Recuerdo mi adolescencia temprana, como hacía por las noches cigarros tupamaros para mi papá, en una cajetica con una estera de vinil y picadura reciclada. O cuando en el palanganón de abuela recogía agua de lluvia para hacer jabón con sebo de carnero y potasa, para no tener que lavar con maguey a falta de detergente. Di betún a mis botas Coloso con goma quemada, críe peleadores en acumuladores picados y arreglé cintas de casetes con pintura de uñas. Cuando se iba la luz sacábamos una chismosa hecha con tubo de pasta de dientes y un espejo para “amplificar” la luz. En tiempos más duros aún, las mujeres hacían sombra de ojos con grafito de lápiz de color y desodorante, y todavía en muchas cafeterías hay vasos con botellas decapitadas.

Sencillamente, el siguarayense se le escapó al Diablo. Si el fiñe le cumple años y no resuelve globos y caramelos, echa mano a condones y tirotricina, aquellas pastillitas verdes que recetaban hace siglos para la garganta. A falta de salsa china, colorea un arroz frito con vinagre y azúcar prieta. Proclamamos a la zeolita “El mineral del siglo”, aguantamos el pestón milagroso del noni y encontramos la fuente de la eterna juventud no en Shangri-La, sino en la moringa. ¡De película!

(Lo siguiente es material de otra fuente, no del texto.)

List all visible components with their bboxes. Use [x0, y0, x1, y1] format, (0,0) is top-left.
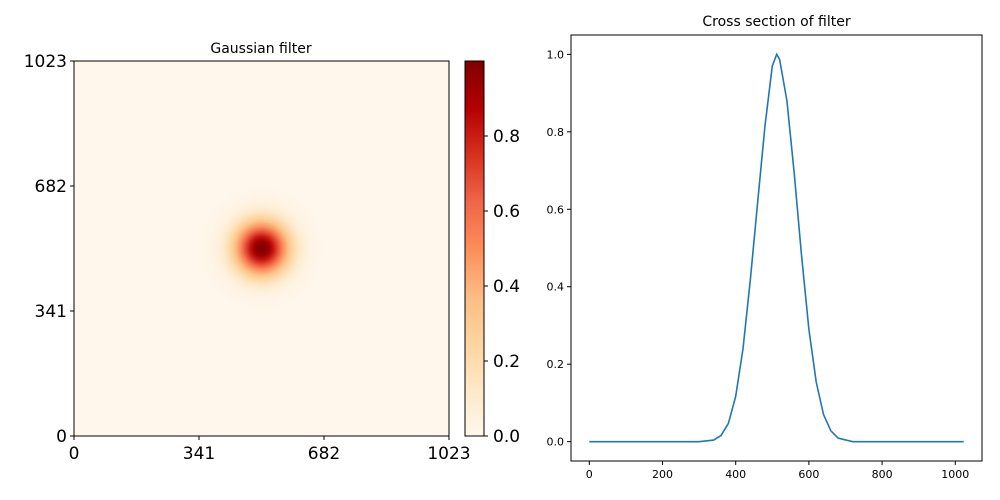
heatmap-title: Gaussian filter — [210, 41, 311, 57]
heatmap-y-tick: 1023 — [24, 52, 74, 72]
line-plot-x-tick: 800 — [872, 461, 893, 481]
line-plot-y-tick: 0.0 — [547, 436, 571, 449]
colorbar-tick: 0.2 — [484, 352, 520, 372]
colorbar-tick: 0.4 — [484, 277, 520, 297]
heatmap-y-ticks: 0 341 682 1023 — [24, 52, 74, 447]
colorbar: 0.0 0.2 0.4 0.6 0.8 — [464, 60, 520, 447]
heatmap-y-tick-label: 1023 — [24, 52, 67, 72]
heatmap-x-tick-label: 0 — [69, 444, 80, 464]
line-plot-y-tick-label: 1.0 — [547, 48, 565, 61]
line-plot-y-tick-label: 0.0 — [547, 436, 565, 449]
heatmap-x-tick: 0 — [69, 436, 80, 464]
line-plot-x-tick-label: 400 — [725, 468, 746, 481]
line-plot-frame — [570, 34, 983, 462]
colorbar-tick: 0.8 — [484, 127, 520, 147]
heatmap-y-tick: 682 — [35, 177, 74, 197]
colorbar-frame — [464, 60, 485, 437]
heatmap-gaussian-peak — [184, 171, 339, 326]
heatmap-x-tick-label: 682 — [308, 444, 340, 464]
line-plot-y-tick: 0.2 — [547, 358, 571, 371]
gaussian-filter-heatmap: Gaussian filter 0 341 682 1023 0 341 682 1023 — [24, 41, 471, 464]
heatmap-y-tick: 0 — [56, 427, 74, 447]
line-plot-y-tick: 0.6 — [547, 203, 571, 216]
heatmap-x-tick: 341 — [183, 436, 215, 464]
colorbar-tick-label: 0.2 — [493, 352, 520, 372]
colorbar-tick-label: 0.0 — [493, 427, 520, 447]
colorbar-tick-label: 0.4 — [493, 277, 520, 297]
line-plot-y-tick-label: 0.4 — [547, 281, 565, 294]
line-plot-x-tick: 400 — [725, 461, 746, 481]
cross-section-series-line — [589, 52, 964, 443]
heatmap-x-tick-label: 1023 — [427, 444, 470, 464]
line-plot-y-tick-label: 0.6 — [547, 203, 565, 216]
colorbar-tick: 0.6 — [484, 202, 520, 222]
heatmap-frame — [73, 60, 450, 437]
heatmap-x-tick-label: 341 — [183, 444, 215, 464]
line-plot-y-tick: 0.8 — [547, 126, 571, 139]
colorbar-ticks: 0.0 0.2 0.4 0.6 0.8 — [484, 127, 520, 447]
heatmap-x-tick: 682 — [308, 436, 340, 464]
line-plot-y-tick: 0.4 — [547, 281, 571, 294]
colorbar-gradient — [465, 61, 484, 436]
line-plot-x-tick: 200 — [652, 461, 673, 481]
heatmap-x-tick: 1023 — [427, 436, 471, 464]
line-plot-x-tick-label: 600 — [798, 468, 819, 481]
line-plot-y-tick: 1.0 — [547, 48, 571, 61]
colorbar-tick-label: 0.6 — [493, 202, 520, 222]
line-plot-x-tick: 0 — [586, 461, 593, 481]
line-plot-x-tick-label: 0 — [586, 468, 593, 481]
line-plot-x-tick: 1000 — [941, 461, 969, 481]
line-plot-x-tick-label: 200 — [652, 468, 673, 481]
line-plot-y-tick-label: 0.2 — [547, 358, 565, 371]
heatmap-y-tick: 341 — [35, 302, 74, 322]
heatmap-x-ticks: 0 341 682 1023 — [69, 436, 471, 464]
line-plot-y-ticks: 0.0 0.2 0.4 0.6 0.8 1.0 — [547, 48, 571, 449]
heatmap-y-tick-label: 341 — [35, 302, 67, 322]
colorbar-tick: 0.0 — [484, 427, 520, 447]
line-plot-x-tick-label: 1000 — [941, 468, 969, 481]
heatmap-y-tick-label: 0 — [56, 427, 67, 447]
heatmap-y-tick-label: 682 — [35, 177, 67, 197]
line-plot-x-ticks: 0 200 400 600 800 1000 — [586, 461, 969, 481]
colorbar-tick-label: 0.8 — [493, 127, 520, 147]
line-plot-title: Cross section of filter — [702, 14, 850, 30]
line-plot-y-tick-label: 0.8 — [547, 126, 565, 139]
line-plot-x-tick: 600 — [798, 461, 819, 481]
line-plot-x-tick-label: 800 — [872, 468, 893, 481]
cross-section-line-plot: Cross section of filter 0 200 400 600 800 100… — [547, 14, 983, 481]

Tomen nota en Estocolmo, que aquí tenemos para cada categoría: en Física, a nuestra arquitectura, por desafiar a diario la gravedad; en Química, al alquimista que destiló el primer “chispe’ tren”; en Medicina tenemos los mejores curadores de empacho del mundo, a golpe de cinta y San Luis Beltrán; en Literatura, hay una escuela de la oratoria justificativa que ya hubiera querido Ionescu en su teatro del absurdo, además de todos los aportes lingüísticos a la eufemística, con términos como el “profiláctico de goma” o la “larga y penosa enfermedad”.

En Economía, para qué hablar… La economía la inventamos nosotros, día a día, mes a mes. Y como padres del “choteo”, algún día nos serán debidamente reconocidos los aportes de esa irreverencia congénita a la Paz, aunque algún que otro pierda la tabla con nuestro cuero, pero solo riéndonos de nuestros problemas evitamos la “caretranca” que en teoría deberíamos tener siempre, con tanta cosa para emberrincharse…

Para algunos, tal inventiva es alegato de nuestras miserias, para otros, es testimonio de nuestro ingenio para no dejárnosla arrancar. Creo que también somos grandes en los saberes “serios”, pero esos no tienen la genialidad de los otros. Algunos nos marcaron tanto que nos redefinieron cosas tan fisiológicas como el gusto.

Precisamente por eso el primer Nobel, habría que dárselo al preclaro racionalizador que tuvo a bien –o mal- mezclar el café con el chícharo. Desde entonces el café jamás fue el mismo. Brebaje a mitad de camino entre el potaje y la infusión, hubo quien osó justificar tal aberración alegando que gracias a eso los cubanos no sufrimos tantos problemas gástricos. Lo cierto es que nos arruinaron el café de por vida. No se trata de una mezquina treta para que dure más: ya hay quien halla malo el café puro, porque lo sienten demasiado fuerte dicen…

En serio, figurarse el Bosón de Higgs exige menos abstracción mental que entender cómo el café puro puede ser inferior al mezclao… He ahí la grandeza de Siguaraya City, y en Estocolmo siguen haciéndose los suecos con nosotros.